What do women want? It's a question often asked and more often gotten wrong.
At a recent Centennial Institute gubernatorial debate focused on Women and Colorado's Future, four women challenged Republican candidates Bob Beauprez, Scott Gessler and Mike Kopp to respond to issues important to us and to the women in the audience.
The range of topics was broad. Debbie Brown asked about energy development, an issue of obvious importance to a mother of three who pays the electric bill. Helen Raleigh, a businesswoman, inquired how candidates would change Colorado's reputation for being less than business friendly.
Kenzie Hughes, a recent college graduate and former state Senate intern, wondered how the candidates would work with the opposition to advance their priorities. I asked how the candidates would appeal to the hearts and minds of women. As a single woman, I find the left's relentless focus on other female parts insulting.
We also selected questions from the audience about education reform, protecting kids from marijuana, and improving job growth, to name a few.
That the debate did not mention birth control, abortion, domestic violence, or discrimination was met by incredulity by at least one man in the audience who took time to write about it. Why didn't we, the panel, focus on his "women's issues?"
For starters, birth control is legal and widely available. No candidate or politician has to the power to make it illegal. And no one wants to. Abortion is also legal and frankly, women do not agree on the subject. According to a 2013 Gallup poll, 57 percent of women believe abortion should be illegal or legal only in a few circumstances while 40 percent want few or no restrictions on abortion (results were nearly identical for male respondents). Still, there is little a state governor can do about the issue one way or the other. Likewise, there are already laws on the books regarding domestic violence and gender discrimination.
Both are illegal.
These issues are not unimportant but they are largely irrelevant to the upcoming election. Moreover, to suggest that women care mainly about such issues is demeaning. Women are students, businesswomen, employees, self-employed, retired, moms, grandmas, wives, singles, volunteers, friends, outdoorswomen, leaders, consumers, learners, teachers, caregivers, dreamers, and achievers.
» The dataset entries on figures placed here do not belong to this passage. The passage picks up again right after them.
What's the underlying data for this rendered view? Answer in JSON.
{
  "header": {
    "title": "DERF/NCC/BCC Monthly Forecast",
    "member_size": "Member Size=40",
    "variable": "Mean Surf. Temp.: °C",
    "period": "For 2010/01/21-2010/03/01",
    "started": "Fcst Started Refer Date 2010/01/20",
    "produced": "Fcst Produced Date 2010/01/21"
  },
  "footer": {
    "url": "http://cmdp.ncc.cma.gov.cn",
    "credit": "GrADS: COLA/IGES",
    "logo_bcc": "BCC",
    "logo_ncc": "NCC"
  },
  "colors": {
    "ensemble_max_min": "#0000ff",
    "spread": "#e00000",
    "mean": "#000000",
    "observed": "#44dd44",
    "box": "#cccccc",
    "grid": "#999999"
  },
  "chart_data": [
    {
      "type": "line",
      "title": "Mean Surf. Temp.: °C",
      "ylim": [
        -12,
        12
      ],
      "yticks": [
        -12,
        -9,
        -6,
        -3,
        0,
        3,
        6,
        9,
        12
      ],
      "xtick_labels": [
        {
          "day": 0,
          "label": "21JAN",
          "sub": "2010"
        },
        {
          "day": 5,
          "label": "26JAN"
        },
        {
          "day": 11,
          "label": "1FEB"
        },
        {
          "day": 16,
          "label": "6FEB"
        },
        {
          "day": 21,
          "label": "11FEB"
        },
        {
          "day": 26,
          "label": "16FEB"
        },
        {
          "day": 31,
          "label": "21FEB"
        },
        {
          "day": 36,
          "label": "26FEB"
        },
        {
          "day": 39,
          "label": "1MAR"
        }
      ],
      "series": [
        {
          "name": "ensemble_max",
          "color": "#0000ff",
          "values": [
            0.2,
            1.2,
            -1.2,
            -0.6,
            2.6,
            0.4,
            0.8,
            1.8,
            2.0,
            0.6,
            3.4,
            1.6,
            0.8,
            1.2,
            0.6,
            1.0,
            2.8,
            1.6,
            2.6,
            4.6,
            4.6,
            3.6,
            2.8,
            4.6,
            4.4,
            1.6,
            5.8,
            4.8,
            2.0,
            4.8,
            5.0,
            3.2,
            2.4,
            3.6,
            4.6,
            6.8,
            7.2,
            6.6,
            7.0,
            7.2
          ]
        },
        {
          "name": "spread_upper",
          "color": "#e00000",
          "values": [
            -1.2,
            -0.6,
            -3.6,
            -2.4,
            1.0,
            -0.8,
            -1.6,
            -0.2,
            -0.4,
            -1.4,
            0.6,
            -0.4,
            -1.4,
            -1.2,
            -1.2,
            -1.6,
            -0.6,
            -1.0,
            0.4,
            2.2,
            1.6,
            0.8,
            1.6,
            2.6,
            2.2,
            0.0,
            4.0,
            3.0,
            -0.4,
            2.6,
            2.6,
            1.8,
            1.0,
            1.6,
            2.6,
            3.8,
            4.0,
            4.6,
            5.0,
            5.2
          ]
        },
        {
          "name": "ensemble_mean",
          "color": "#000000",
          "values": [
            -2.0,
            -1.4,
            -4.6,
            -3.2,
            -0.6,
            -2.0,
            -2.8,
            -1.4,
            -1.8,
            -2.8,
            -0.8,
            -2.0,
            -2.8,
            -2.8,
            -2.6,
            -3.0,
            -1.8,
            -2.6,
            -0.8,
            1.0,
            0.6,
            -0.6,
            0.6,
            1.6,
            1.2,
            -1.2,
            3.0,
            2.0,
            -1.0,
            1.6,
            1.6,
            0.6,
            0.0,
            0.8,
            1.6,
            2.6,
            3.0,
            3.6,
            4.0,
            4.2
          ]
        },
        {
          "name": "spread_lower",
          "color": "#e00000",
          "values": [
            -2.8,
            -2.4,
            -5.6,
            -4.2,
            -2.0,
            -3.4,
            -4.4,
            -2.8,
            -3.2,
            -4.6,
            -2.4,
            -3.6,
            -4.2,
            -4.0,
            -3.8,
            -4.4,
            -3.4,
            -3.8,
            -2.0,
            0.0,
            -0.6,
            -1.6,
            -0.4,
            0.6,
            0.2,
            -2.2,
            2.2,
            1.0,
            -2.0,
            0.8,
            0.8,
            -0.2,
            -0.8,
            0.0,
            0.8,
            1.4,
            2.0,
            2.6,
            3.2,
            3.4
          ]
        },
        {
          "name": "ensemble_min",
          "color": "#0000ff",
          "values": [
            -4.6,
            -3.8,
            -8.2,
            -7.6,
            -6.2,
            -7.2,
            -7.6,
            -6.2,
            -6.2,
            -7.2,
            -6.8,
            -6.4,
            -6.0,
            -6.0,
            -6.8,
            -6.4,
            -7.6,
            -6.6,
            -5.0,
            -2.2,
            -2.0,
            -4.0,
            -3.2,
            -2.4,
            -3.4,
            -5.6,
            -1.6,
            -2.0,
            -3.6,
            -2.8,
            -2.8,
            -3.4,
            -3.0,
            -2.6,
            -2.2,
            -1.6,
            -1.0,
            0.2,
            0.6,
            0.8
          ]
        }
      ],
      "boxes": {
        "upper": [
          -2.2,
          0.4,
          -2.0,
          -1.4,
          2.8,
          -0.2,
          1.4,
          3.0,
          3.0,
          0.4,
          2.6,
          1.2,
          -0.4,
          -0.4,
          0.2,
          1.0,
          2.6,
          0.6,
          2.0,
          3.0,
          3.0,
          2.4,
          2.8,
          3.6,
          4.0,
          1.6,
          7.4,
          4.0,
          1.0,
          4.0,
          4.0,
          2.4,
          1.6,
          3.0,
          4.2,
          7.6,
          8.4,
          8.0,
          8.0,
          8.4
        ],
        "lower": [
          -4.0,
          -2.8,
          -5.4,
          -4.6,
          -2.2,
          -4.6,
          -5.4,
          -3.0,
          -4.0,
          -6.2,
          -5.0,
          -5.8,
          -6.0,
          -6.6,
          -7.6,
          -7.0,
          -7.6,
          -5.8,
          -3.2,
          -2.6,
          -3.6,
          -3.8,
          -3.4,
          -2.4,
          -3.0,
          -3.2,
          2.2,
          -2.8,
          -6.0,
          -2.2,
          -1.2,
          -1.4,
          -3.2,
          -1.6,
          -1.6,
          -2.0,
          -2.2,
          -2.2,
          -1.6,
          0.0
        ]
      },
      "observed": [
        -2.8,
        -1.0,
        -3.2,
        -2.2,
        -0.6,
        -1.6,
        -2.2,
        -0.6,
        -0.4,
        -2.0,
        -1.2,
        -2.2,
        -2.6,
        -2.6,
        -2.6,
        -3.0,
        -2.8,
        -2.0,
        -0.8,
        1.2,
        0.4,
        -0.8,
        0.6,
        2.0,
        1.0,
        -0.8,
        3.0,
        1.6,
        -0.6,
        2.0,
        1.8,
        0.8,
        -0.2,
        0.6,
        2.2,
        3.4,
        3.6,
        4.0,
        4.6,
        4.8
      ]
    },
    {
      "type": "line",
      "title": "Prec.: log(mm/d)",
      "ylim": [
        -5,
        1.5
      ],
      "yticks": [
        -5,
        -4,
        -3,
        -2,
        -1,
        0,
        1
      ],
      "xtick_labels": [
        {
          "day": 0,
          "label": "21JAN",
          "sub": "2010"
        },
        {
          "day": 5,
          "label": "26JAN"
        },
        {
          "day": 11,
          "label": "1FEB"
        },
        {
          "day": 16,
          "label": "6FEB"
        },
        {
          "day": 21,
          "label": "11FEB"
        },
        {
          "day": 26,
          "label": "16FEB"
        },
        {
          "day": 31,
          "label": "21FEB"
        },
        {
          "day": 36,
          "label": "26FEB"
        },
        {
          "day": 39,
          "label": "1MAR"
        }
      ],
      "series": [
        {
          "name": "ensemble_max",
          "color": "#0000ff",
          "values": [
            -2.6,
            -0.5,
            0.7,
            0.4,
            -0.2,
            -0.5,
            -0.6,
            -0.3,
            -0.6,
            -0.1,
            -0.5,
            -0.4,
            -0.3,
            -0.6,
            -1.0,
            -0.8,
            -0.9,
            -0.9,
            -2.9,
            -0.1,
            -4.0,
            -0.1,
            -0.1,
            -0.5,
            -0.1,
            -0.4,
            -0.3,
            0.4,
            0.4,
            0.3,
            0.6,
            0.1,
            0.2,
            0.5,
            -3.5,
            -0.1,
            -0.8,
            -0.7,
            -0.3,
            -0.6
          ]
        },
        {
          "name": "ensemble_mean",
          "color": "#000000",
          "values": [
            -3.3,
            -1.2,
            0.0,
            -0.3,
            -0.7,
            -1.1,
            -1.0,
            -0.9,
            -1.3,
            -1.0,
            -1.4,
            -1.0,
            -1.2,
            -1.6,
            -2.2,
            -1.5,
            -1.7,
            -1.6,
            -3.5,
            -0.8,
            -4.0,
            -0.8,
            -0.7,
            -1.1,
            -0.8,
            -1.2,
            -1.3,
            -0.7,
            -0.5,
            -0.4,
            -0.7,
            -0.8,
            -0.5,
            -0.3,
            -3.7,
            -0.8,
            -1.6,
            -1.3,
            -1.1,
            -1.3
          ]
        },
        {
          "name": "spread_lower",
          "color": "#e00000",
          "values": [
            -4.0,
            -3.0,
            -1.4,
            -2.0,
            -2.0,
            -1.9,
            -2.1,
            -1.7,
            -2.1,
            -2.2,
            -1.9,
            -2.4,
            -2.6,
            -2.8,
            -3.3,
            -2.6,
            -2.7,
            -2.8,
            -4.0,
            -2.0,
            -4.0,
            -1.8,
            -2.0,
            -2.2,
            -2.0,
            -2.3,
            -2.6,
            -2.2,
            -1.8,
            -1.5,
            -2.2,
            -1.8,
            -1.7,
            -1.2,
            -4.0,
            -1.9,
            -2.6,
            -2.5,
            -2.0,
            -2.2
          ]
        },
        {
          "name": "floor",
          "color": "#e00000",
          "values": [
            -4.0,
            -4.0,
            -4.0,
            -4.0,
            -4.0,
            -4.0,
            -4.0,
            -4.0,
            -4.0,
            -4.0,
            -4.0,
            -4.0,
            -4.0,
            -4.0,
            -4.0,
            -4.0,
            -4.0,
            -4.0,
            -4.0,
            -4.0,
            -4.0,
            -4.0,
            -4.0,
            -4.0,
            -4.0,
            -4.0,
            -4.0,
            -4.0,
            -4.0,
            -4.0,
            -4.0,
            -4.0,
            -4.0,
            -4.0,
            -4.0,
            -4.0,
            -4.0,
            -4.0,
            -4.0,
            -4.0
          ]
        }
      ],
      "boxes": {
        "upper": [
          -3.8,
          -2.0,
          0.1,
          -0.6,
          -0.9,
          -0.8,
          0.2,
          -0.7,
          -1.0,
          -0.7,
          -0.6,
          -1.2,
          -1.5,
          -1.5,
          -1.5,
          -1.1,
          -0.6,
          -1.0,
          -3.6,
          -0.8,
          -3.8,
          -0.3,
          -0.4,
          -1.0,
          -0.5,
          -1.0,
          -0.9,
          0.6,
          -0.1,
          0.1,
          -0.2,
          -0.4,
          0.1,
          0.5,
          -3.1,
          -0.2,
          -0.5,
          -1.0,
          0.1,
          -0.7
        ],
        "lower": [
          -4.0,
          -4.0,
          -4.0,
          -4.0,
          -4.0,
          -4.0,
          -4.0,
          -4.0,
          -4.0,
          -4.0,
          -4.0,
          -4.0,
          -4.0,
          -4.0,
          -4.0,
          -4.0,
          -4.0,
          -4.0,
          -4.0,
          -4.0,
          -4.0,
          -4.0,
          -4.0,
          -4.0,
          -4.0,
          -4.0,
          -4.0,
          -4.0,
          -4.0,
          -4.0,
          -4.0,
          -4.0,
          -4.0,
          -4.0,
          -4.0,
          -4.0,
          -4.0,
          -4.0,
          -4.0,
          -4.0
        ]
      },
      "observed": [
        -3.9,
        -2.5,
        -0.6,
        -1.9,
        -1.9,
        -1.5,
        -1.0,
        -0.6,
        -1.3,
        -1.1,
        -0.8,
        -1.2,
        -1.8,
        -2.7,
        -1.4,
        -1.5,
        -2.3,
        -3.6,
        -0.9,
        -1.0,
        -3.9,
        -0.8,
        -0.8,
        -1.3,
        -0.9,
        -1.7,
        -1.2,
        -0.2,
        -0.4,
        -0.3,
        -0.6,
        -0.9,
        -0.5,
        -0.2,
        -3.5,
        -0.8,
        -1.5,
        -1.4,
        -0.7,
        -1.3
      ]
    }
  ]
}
All issues are women's issues.
Imagine if a Men and Colorado's Future gubernatorial debate focused exclusively on government funding for prostate research, male auto insurance rates, excise taxes on beer and the availability of power tools. Such stereotyping wouldn't happen to men, and shouldn't happen to women.
Women are not a monolithic block, as Secretary of State Gessler pointed out in the debate, and should not be treated as one. In the last election — and in all but one election since 1980 — more married women voted for the Republican presidential nominee while a greater percentage of single women (and single men) voted for President Obama. In voting preferences, age matters, as do income, education, religiosity, ethnicity and geography.
Washington Post exit polling from 2012 on how the vote has shifted found virtually no gender gap in Colorado and large gaps in other swing states. Clearly, other demographic characteristics are better predictors of political preference than our double X chromosomes.
Women are individuals. The question of what women want from our candidates and elected officials does not have an answer, but answers. The one thing we do have in common, however, is that we'd like a little respect.
Sexist stereotypes in elections should become a thing of the past.